One of the reasons for Sri Lanka to lag behind from being self sufficient in fresh milk production is that the cow's full potential is not being reaped. "In Sri Lanka a cow produces only around three to four litres of milk per day. In countries like Australia and New Zealand it is around 26 litres per day. With new technology Israel milks around 40 litres per day from each cow.

"We have done studies and shared knowledge with these nations and have found that our cows are being neglected and are made to find food on their own. The cows should be fed, given vitamins and should be looked after well."

A mobile fresh milk van

A high yielding fruit tree at a farm.

He said that the NLDB through research has found new methods to increase milk production up to eight litres per day. "This would help to double milk production in Sri Lanka and would help to reduce the import of powdered milk to some extent saving millions of rupees to the country."

He said that there is a new trend for fresh milk consumption and this is very encouraging.

And it was to meet this trend that the NLDB decided to launch a tetra pack, the cheapest in the market. "It is in very high demand."

There was a census on Sri Lankan cows carried out in 2001 which said that there were around one million cattle in the country and when this study was done again in 2009, it was found that the number stood the same. "This shows that the cattle population has not increased significantly. This is why we decided to import 2,000 cattle from Australia, New Zealand and even Pakistan."

He said that the recent Cabinet decision that halts the slaughtering of cows too would help to increase the cattle population in Sri Lanka and research is going on to introduce more productive breeding methods.

NLDB neglected

Hulugalle said that when he took over the NLDB, it was badly managed and neglected. "I also managed to erase a Rs. 98 million financial obligation. NLDB, thanks to prudent management and dedication of workers is no longer a financial burden to government coffers. However, he admitted that there are two farms in the red and promised to turn them around by the end of the year.

"We converted the NLDB sales outlet in Narahenpita from an almost ghost building to a very up market sales outlet bringing in very high profits."

Our sales have increased by over 30 percent and it is one of the best revenue generating centres for the NLDB. I am proud to state that we would be able to recover this investment in less than two years

Hulugalle said that the NLDB has also decided to join the Divi Neguma agricultural program of the government and has decided to allocate 10 acres of land from each of their 32 farms to plant fruit and vegetables.

The NLDB owns 38,000 acres in various parts of the country. "The program would also help to swell our bottom line."

He said that the Divi Neguma program is an unique concept mooted by the Minister of Economic Affairs, Basil Rajapaksa which would once again reactivate the home garden concept and help to check vegetable prices.

"Our first priority would be to provide fruit and vegetables to farmers at a very concessionary rate in a bid to lower their cost of living. The excess would be sold at our outlets Rs. 20 cheaper than the market price."

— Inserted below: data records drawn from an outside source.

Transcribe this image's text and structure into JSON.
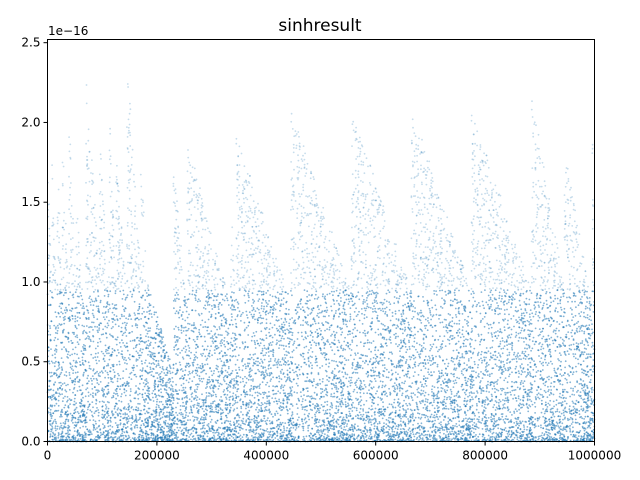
{
  "chart_data": {
    "type": "scatter",
    "title": "sinhresult",
    "xlabel": "",
    "ylabel": "",
    "xlim": [
      0,
      1000000
    ],
    "ylim": [
      0,
      2.52e-16
    ],
    "y_offset_text": "1e−16",
    "x_ticks": [
      {
        "value": 0,
        "label": "0"
      },
      {
        "value": 200000,
        "label": "200000"
      },
      {
        "value": 400000,
        "label": "400000"
      },
      {
        "value": 600000,
        "label": "600000"
      },
      {
        "value": 800000,
        "label": "800000"
      },
      {
        "value": 1000000,
        "label": "1000000"
      }
    ],
    "y_ticks": [
      {
        "value": 0.0,
        "label": "0.0"
      },
      {
        "value": 5e-17,
        "label": "0.5"
      },
      {
        "value": 1e-16,
        "label": "1.0"
      },
      {
        "value": 1.5e-16,
        "label": "1.5"
      },
      {
        "value": 2e-16,
        "label": "2.0"
      },
      {
        "value": 2.5e-16,
        "label": "2.5"
      }
    ],
    "grid": false,
    "legend": "none",
    "point_color": "#1f77b4",
    "segments": [
      {
        "start": 0,
        "end": 8000,
        "peak": 1.9e-16
      },
      {
        "start": 8000,
        "end": 17000,
        "peak": 1.8e-16
      },
      {
        "start": 17000,
        "end": 27000,
        "peak": 2e-16
      },
      {
        "start": 27000,
        "end": 39000,
        "peak": 2.05e-16
      },
      {
        "start": 39000,
        "end": 52000,
        "peak": 2.2e-16
      },
      {
        "start": 52000,
        "end": 70000,
        "peak": 1.55e-16
      },
      {
        "start": 70000,
        "end": 95000,
        "peak": 2.35e-16
      },
      {
        "start": 95000,
        "end": 112000,
        "peak": 2e-16
      },
      {
        "start": 112000,
        "end": 125000,
        "peak": 2.2e-16
      },
      {
        "start": 125000,
        "end": 145000,
        "peak": 1.9e-16
      },
      {
        "start": 145000,
        "end": 170000,
        "peak": 2.45e-16
      },
      {
        "start": 170000,
        "end": 182000,
        "peak": 2e-16
      },
      {
        "start": 182000,
        "end": 230000,
        "peak": 1e-16
      },
      {
        "start": 230000,
        "end": 255000,
        "peak": 1.8e-16
      },
      {
        "start": 255000,
        "end": 335000,
        "peak": 1.9e-16
      },
      {
        "start": 335000,
        "end": 345000,
        "peak": 1.6e-16
      },
      {
        "start": 345000,
        "end": 445000,
        "peak": 1.95e-16
      },
      {
        "start": 445000,
        "end": 555000,
        "peak": 2.1e-16
      },
      {
        "start": 555000,
        "end": 665000,
        "peak": 2.1e-16
      },
      {
        "start": 665000,
        "end": 775000,
        "peak": 2.1e-16
      },
      {
        "start": 775000,
        "end": 885000,
        "peak": 2.1e-16
      },
      {
        "start": 885000,
        "end": 945000,
        "peak": 2.18e-16
      },
      {
        "start": 945000,
        "end": 996000,
        "peak": 1.85e-16
      },
      {
        "start": 996000,
        "end": 1000000,
        "peak": 2.05e-16
      }
    ]
  }
}
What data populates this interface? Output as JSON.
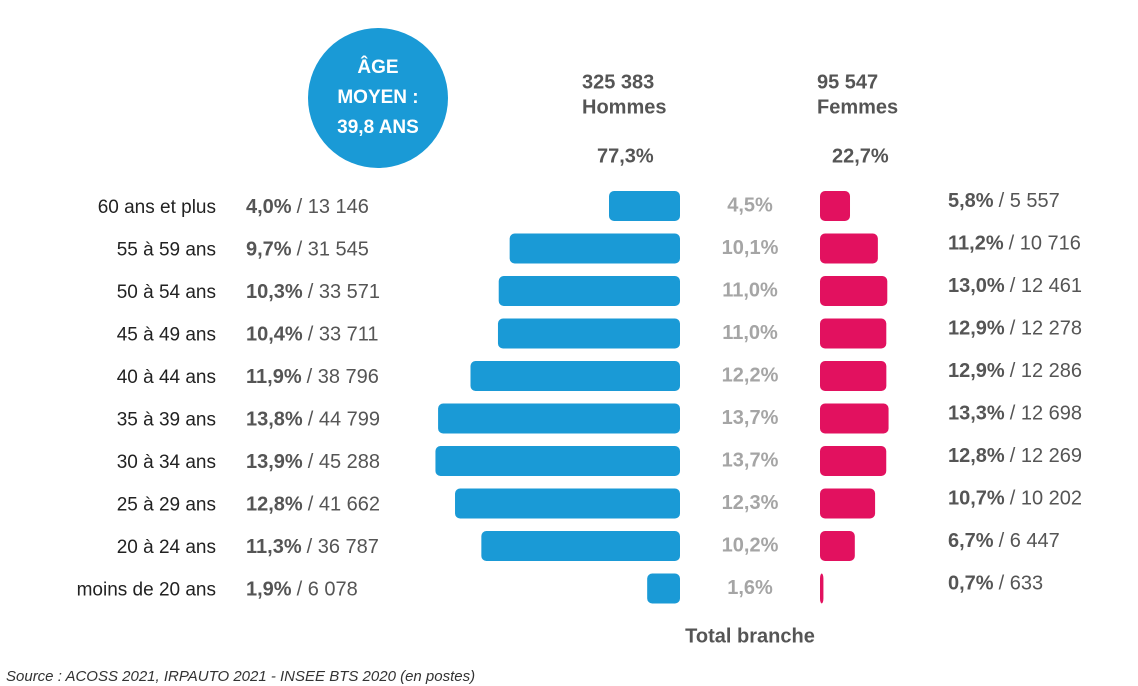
{
  "chart_data": {
    "type": "pyramid",
    "categories": [
      "60 ans et plus",
      "55 à 59 ans",
      "50 à 54 ans",
      "45 à 49 ans",
      "40 à 44 ans",
      "35 à 39 ans",
      "30 à 34 ans",
      "25 à 29 ans",
      "20 à 24 ans",
      "moins de 20 ans"
    ],
    "series": [
      {
        "name": "Hommes",
        "color": "#1a9ad6",
        "total": 325383,
        "total_label": "325 383",
        "share": 77.3,
        "share_label": "77,3%",
        "values": [
          13146,
          31545,
          33571,
          33711,
          38796,
          44799,
          45288,
          41662,
          36787,
          6078
        ],
        "value_labels": [
          "/ 13 146",
          "/ 31 545",
          "/ 33 571",
          "/ 33 711",
          "/ 38 796",
          "/ 44 799",
          "/ 45 288",
          "/ 41 662",
          "/ 36 787",
          "/ 6 078"
        ],
        "shares": [
          4.0,
          9.7,
          10.3,
          10.4,
          11.9,
          13.8,
          13.9,
          12.8,
          11.3,
          1.9
        ],
        "share_labels": [
          "4,0%",
          "9,7%",
          "10,3%",
          "10,4%",
          "11,9%",
          "13,8%",
          "13,9%",
          "12,8%",
          "11,3%",
          "1,9%"
        ]
      },
      {
        "name": "Femmes",
        "color": "#e2115f",
        "total": 95547,
        "total_label": "95 547",
        "share": 22.7,
        "share_label": "22,7%",
        "values": [
          5557,
          10716,
          12461,
          12278,
          12286,
          12698,
          12269,
          10202,
          6447,
          633
        ],
        "value_labels": [
          "/ 5 557",
          "/ 10 716",
          "/ 12 461",
          "/ 12 278",
          "/ 12 286",
          "/ 12 698",
          "/ 12 269",
          "/ 10 202",
          "/ 6 447",
          "/ 633"
        ],
        "shares": [
          5.8,
          11.2,
          13.0,
          12.9,
          12.9,
          13.3,
          12.8,
          10.7,
          6.7,
          0.7
        ],
        "share_labels": [
          "5,8%",
          "11,2%",
          "13,0%",
          "12,9%",
          "12,9%",
          "13,3%",
          "12,8%",
          "10,7%",
          "6,7%",
          "0,7%"
        ]
      }
    ],
    "total_branche": {
      "name": "Total branche",
      "values": [
        4.5,
        10.1,
        11.0,
        11.0,
        12.2,
        13.7,
        13.7,
        12.3,
        10.2,
        1.6
      ],
      "value_labels": [
        "4,5%",
        "10,1%",
        "11,0%",
        "11,0%",
        "12,2%",
        "13,7%",
        "13,7%",
        "12,3%",
        "10,2%",
        "1,6%"
      ]
    },
    "average_age": [
      "ÂGE",
      "MOYEN :",
      "39,8 ANS"
    ],
    "source": "Source :  ACOSS 2021, IRPAUTO 2021 - INSEE BTS 2020 (en postes)"
  }
}
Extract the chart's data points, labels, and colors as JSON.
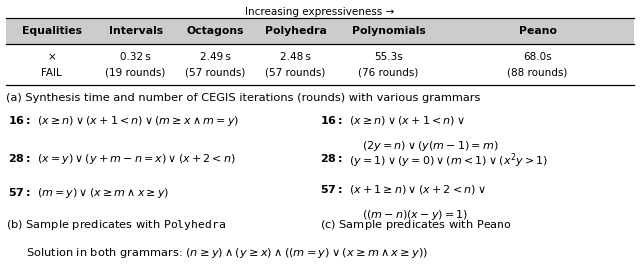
{
  "title_above_table": "Increasing expressiveness →",
  "table_headers": [
    "Equalities",
    "Intervals",
    "Octagons",
    "Polyhedra",
    "Polynomials",
    "Peano"
  ],
  "table_row_line1": [
    "×",
    "0.32 s",
    "2.49 s",
    "2.48 s",
    "55.3s",
    "68.0s"
  ],
  "table_row_line2": [
    "FAIL",
    "(19 rounds)",
    "(57 rounds)",
    "(57 rounds)",
    "(76 rounds)",
    "(88 rounds)"
  ],
  "caption_a": "(a) Synthesis time and number of CEGIS iterations (rounds) with various grammars",
  "caption_b": "(b) Sample predicates with \\textbf{Polyhedra}",
  "caption_c": "(c) Sample predicates with \\textbf{Peano}",
  "bg_color": "#ffffff",
  "text_color": "#000000",
  "figsize": [
    6.4,
    2.78
  ],
  "dpi": 100
}
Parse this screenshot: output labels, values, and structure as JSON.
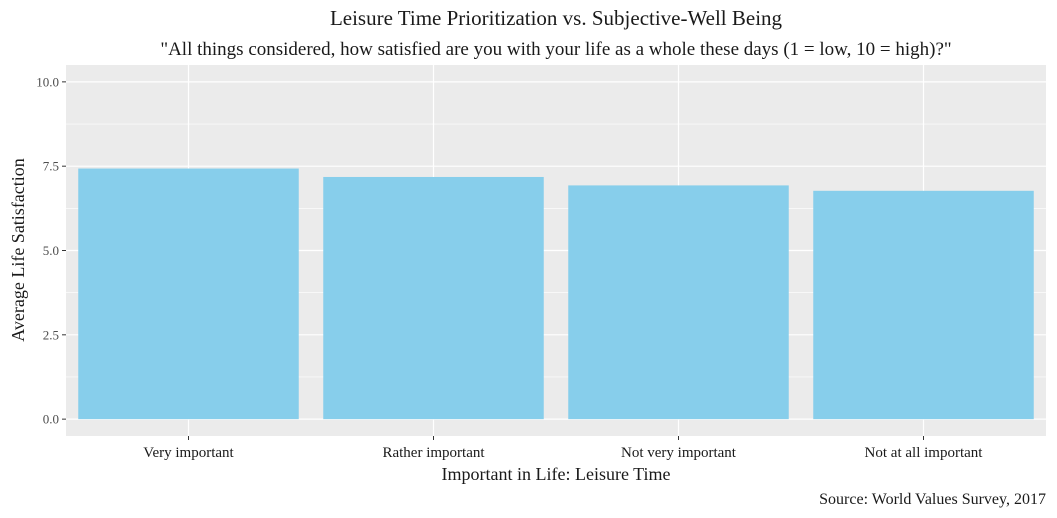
{
  "chart_data": {
    "type": "bar",
    "title": "Leisure Time Prioritization vs. Subjective-Well Being",
    "subtitle": "\"All things considered, how satisfied are you with your life as a whole these days (1 = low, 10 = high)?\"",
    "xlabel": "Important in Life: Leisure Time",
    "ylabel": "Average Life Satisfaction",
    "caption": "Source: World Values Survey, 2017",
    "categories": [
      "Very important",
      "Rather important",
      "Not very important",
      "Not at all important"
    ],
    "values": [
      7.43,
      7.18,
      6.93,
      6.77
    ],
    "ylim": [
      -0.5,
      10.5
    ],
    "yticks": [
      0.0,
      2.5,
      5.0,
      7.5,
      10.0
    ],
    "ytick_labels": [
      "0.0",
      "2.5",
      "5.0",
      "7.5",
      "10.0"
    ],
    "bar_color": "#87CEEB",
    "panel_background": "#EBEBEB",
    "grid": true,
    "legend": "none"
  }
}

"With fruits and vegetables being marketed at our outlets at a lower price it would help bring down the price of fruit and vegetables drastically. We are not looking at earning huge profit margins."

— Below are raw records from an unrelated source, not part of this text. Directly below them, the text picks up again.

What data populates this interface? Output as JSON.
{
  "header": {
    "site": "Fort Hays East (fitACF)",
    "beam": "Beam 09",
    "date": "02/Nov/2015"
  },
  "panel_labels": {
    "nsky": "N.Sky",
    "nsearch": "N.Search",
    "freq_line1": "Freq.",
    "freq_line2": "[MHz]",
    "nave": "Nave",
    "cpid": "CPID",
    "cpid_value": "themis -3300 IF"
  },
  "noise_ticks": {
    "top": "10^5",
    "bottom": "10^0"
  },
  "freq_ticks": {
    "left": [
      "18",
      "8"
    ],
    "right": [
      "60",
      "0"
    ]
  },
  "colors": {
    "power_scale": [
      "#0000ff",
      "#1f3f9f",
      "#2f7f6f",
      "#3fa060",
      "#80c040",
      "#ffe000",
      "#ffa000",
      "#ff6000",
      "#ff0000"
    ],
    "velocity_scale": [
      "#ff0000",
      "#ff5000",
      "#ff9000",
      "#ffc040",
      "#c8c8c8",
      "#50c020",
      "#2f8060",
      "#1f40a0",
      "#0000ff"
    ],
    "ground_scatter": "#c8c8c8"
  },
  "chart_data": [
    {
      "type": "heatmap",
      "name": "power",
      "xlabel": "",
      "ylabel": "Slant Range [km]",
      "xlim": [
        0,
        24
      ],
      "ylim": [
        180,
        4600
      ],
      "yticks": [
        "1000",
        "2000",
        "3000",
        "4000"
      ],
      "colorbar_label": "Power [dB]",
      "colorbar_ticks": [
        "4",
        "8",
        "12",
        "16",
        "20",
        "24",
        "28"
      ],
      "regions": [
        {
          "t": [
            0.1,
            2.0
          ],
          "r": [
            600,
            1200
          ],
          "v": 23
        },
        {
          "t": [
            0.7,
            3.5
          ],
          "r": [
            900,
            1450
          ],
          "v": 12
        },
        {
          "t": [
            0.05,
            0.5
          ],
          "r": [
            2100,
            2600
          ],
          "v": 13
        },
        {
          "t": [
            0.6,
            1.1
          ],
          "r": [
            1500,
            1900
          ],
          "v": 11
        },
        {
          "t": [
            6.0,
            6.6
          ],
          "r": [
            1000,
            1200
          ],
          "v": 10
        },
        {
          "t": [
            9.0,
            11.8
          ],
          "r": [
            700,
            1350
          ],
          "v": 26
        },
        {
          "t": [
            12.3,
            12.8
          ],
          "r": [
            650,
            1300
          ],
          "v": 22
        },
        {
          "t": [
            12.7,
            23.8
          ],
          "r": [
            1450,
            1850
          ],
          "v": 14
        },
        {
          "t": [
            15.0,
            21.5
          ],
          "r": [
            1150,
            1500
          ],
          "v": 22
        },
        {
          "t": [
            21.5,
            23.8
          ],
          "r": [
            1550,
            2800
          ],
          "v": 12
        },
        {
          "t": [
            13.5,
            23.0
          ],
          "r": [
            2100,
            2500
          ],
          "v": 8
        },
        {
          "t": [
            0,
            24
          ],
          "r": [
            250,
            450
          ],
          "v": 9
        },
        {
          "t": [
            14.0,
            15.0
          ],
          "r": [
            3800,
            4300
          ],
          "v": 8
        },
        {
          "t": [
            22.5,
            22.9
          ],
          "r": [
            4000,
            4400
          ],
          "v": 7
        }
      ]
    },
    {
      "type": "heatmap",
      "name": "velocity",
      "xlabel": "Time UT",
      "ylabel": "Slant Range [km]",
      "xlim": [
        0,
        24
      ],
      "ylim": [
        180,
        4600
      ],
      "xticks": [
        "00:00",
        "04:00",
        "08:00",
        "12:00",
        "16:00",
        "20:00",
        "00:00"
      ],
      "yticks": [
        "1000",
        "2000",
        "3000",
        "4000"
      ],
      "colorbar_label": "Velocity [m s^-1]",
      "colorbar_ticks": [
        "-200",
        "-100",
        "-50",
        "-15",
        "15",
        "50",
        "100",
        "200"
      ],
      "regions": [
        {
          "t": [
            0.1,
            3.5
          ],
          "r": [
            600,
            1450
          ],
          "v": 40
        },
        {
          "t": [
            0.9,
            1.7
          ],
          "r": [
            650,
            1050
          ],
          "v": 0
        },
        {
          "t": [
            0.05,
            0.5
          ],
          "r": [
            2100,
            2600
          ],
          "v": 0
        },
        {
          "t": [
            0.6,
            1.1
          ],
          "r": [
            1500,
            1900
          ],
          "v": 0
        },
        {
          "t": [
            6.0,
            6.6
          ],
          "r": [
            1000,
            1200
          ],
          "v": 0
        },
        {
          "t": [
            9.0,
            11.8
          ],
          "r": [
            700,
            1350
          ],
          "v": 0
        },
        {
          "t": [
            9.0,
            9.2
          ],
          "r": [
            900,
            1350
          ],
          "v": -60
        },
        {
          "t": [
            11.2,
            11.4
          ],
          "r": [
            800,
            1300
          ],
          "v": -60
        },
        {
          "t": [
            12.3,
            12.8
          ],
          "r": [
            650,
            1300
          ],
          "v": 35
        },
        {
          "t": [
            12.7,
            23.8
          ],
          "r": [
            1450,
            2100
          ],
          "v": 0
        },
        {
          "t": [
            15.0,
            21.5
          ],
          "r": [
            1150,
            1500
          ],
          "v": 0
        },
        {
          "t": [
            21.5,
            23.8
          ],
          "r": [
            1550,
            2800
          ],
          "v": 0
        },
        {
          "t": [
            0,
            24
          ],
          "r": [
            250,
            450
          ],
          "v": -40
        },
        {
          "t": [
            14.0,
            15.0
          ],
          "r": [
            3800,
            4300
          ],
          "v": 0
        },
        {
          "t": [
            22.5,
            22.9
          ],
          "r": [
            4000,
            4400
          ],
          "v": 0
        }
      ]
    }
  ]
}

He said that plans are also under way to open several other NLDB centres in Sri Lanka.

Hulugalle also said that in the past few years, NLDB resources were left to idle and its potential unutilised.

"We have now decided to introduce agricultural tourism and are in the process of refurbishing our bungalows in a bid to market them to local and foreign tourists.

"My aim is to make these bungalows self sufficient with our farm produce. The visitors would also get an opportunity to witness how things are being done on our farms."

With milk production increased the dairy farmer would be able to gain a steady income and most importantly it would help to produce a healthier nation, taking the country closer towards being the Wonder of Asia.